G rizzly Man," from The Discovery Channel and Lions Gate Films, was recently released on video and is now available at most video stores.

It is a fascinating documentary that covers the all too strange life of Timothy Treadwell, a grizzly bear activist who was savagely attacked and then eaten by the wild animals he so dearly loved. Though he usually worked alone, Treadwell was unfortunate enough to have his girlfriend Amie along during the fatal encounter, and she too is mauled and eaten alive.

As I've said before, "Yikes!"

The film, which was directed by Werner Herzog, is gripping, horrifying and heartbreaking. Treadwell captured portions of his own demise on film, and so there are "Faces of Death" moments when you wonder what the filmmakers are going to reveal. (It is all tastefully handled, however, no pun intended.)

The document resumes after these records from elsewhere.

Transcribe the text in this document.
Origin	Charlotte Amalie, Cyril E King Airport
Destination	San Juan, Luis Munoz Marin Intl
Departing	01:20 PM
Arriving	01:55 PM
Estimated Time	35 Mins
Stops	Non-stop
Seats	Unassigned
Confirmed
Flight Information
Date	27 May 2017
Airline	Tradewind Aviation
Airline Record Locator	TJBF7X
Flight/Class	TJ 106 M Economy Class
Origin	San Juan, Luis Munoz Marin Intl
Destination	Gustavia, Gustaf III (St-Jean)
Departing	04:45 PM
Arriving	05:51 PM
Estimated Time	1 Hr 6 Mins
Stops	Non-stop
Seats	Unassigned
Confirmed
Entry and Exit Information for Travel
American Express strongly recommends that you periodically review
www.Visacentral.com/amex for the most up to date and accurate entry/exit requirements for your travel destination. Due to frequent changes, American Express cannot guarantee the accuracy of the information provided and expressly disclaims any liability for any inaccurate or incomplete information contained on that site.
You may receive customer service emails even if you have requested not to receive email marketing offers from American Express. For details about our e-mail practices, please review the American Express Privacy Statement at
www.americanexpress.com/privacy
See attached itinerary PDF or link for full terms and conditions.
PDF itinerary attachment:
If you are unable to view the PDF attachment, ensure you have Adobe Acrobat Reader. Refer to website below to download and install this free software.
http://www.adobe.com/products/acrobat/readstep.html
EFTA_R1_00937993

The film has macabre aspects to it. We see some of the final footage that was shot on the day of the attack, we watch interviews with the pilot who discovered what was left of the bodies, and we witness others as they are affected by the grisly grizzly details.

But despite your reaction to these gruesome moments, the film is meaningful and memorable. Treadwell, as crazy as he was, captured some of the most incredible grizzly footage ever filmed. And then, there are all the questions the film raises: Why in the world did he do this? Was it for the fame? Or, even worse, was it because he found wild animals to be safer companions than human beings?

"Grizzly Man," rated R, is a must-see. It is one of the best films of 2005.